New Year brings with it splendid new opportunitiesJanuary 4, 2016 10:46
Growth potential remains high for global takaful industry
Islamic insurance sector grew by 16 per cent in 2012, a noticeable moderation from a 22 per cent CAGR between 2007 and 2011.
October 24, 2013 9:57 by kippreport
According to Ernst and Young’s (EY) latest report, Global Takaful Insights 2013: Finding Growth Markets, key regions continue to offer growth prospects with low market penetration rates, however wider opportunities have been identified in emerging markets.
Takaful in most regions is in its infancy stage and its potential to replace conventional insurance in leading Islamic finance markets is still largely untapped.

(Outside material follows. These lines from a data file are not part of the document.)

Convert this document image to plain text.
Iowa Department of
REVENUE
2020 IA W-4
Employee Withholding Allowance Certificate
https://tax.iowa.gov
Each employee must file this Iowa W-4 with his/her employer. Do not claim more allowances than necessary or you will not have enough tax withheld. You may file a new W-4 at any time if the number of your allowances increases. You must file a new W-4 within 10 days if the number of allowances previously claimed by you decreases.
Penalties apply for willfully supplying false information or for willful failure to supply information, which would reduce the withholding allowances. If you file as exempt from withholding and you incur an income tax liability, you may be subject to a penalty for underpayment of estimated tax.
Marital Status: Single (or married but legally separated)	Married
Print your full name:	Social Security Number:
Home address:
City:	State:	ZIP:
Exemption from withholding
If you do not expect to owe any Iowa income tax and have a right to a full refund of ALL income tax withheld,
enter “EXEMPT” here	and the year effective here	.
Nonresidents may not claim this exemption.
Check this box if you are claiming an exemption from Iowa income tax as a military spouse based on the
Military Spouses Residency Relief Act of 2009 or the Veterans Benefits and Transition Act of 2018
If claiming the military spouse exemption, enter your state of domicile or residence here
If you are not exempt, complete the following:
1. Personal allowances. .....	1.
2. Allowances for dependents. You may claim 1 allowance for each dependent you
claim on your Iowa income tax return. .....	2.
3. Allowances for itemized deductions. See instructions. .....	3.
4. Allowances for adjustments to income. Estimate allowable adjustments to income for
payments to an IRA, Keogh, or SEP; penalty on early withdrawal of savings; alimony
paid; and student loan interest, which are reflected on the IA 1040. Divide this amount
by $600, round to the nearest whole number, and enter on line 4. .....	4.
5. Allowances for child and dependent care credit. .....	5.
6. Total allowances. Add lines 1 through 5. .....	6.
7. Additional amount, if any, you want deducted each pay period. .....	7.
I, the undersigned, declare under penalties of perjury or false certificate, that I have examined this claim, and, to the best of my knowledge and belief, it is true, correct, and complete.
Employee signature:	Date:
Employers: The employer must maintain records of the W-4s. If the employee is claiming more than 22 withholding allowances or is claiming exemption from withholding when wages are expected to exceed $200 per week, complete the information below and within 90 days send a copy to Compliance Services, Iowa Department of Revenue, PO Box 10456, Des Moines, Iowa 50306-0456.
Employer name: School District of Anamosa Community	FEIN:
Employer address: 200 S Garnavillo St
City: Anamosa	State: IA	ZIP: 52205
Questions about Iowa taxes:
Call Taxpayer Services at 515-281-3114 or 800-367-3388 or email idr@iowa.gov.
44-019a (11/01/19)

The report also finds that in order for the industry to maintain its growth trajectory, there is a need for larger regional players who can provide leadership for building capacity and to address a number of business risks that executives cite as challenges to the takaful sector as a whole.
Presently, Saudi Arabia, the UAE and Malaysia lead the industry with their relatively well-developed Islamic finance industries, including Sukuk markets, strong customer reach and competitive pricing. The role of authorities in simplifying regulatory frameworks across borders and encouraging consolidation will also be key in propelling the industry’s expansion.
Ashar Nazim, global islamic finance leader at EY, says: “Takaful operators must adopt a clear strategy and capital plan that includes both organic and inorganic growth, and maintain and refine segmentation, or exit and acquisition strategies which can mitigate potential risks.”
Varying markets, varying potential
As industry leaders look beyond their borders, a key take-away is that growth and profitability vary significantly by markets and sectors, depending on each market’s maturity and industry and regulatory structure. While it is common to focus on populous Muslim markets, operators should not lose sight of other markets across Europe, Africa and the Asia-Pacific region.
“Adopting a multi-market approach not only helps manage risk diversification, but also offers profitable opportunities in niche segments. Investing in rapid growth markets, which are often made up of young, growing populations can lead to achieving critical mass very quickly. However, detailed market analysis and planning are required to ensure strategic success,” says Abid Shakeel, senior director of EY’s Global Islamic Banking Centre.
While Saudi Arabia, the UAE and Malaysia hold the lion’s share of the takaful market, the acquisition of market share has not necessarily translated into profitability in many instances. Financial performance and managing key strategic issues remain challenging for takaful operators in many regions.
High development potential for rapid-growth markets
Rapid-growth markets are poised to become the new centres of development in the next ten years. Infrastructure and new regulatory enhancements are presenting opportunities across all markets. For the takaful industry, large populations of countries, such as Indonesia and Turkey, offer untapped potential demand.
Investors looking to establish new takaful operations in rapid-growth markets must be prepared for the long haul and be aware that the nature of returns will not be comparable to those of conventional issuers. Investments must be made on commercial merit, rather than for altruistic reasons. Learning from core Islamic finance markets is key to addressing the rising demand in these countries expeditiously.
Presently, there is a dearth of takaful operators who are capable of providing leadership to the growing internationalisation of the industry. Few can truly make the claim to being regional, let alone global. In order for the industry to be successful, a well-established regional or global player must emerge.
Any strategy to develop and grow into regional players must reflect the inception and growth of the insurance industry. Continual building of scale in commercial lines, determining which markets require physical attendance versus presence in markets where local operators would not have the capacity to underwrite large risks and the use of actuarial analysis to price such risks are strategies operators must consider in their move towards becoming regional champions.
“For takaful operators looking to expand their regional footprint, achieving a unified approach across all markets will remain a challenge as no two markets are alike,” adds Nazim. “Risk and product specialisation, growth strategies and familiarity with the regulatory framework of each market they choose to penetrate are key elements that require close attention. In the medium term, traditional Muslim markets with established takaful practices will continue to provide favourable conditions.”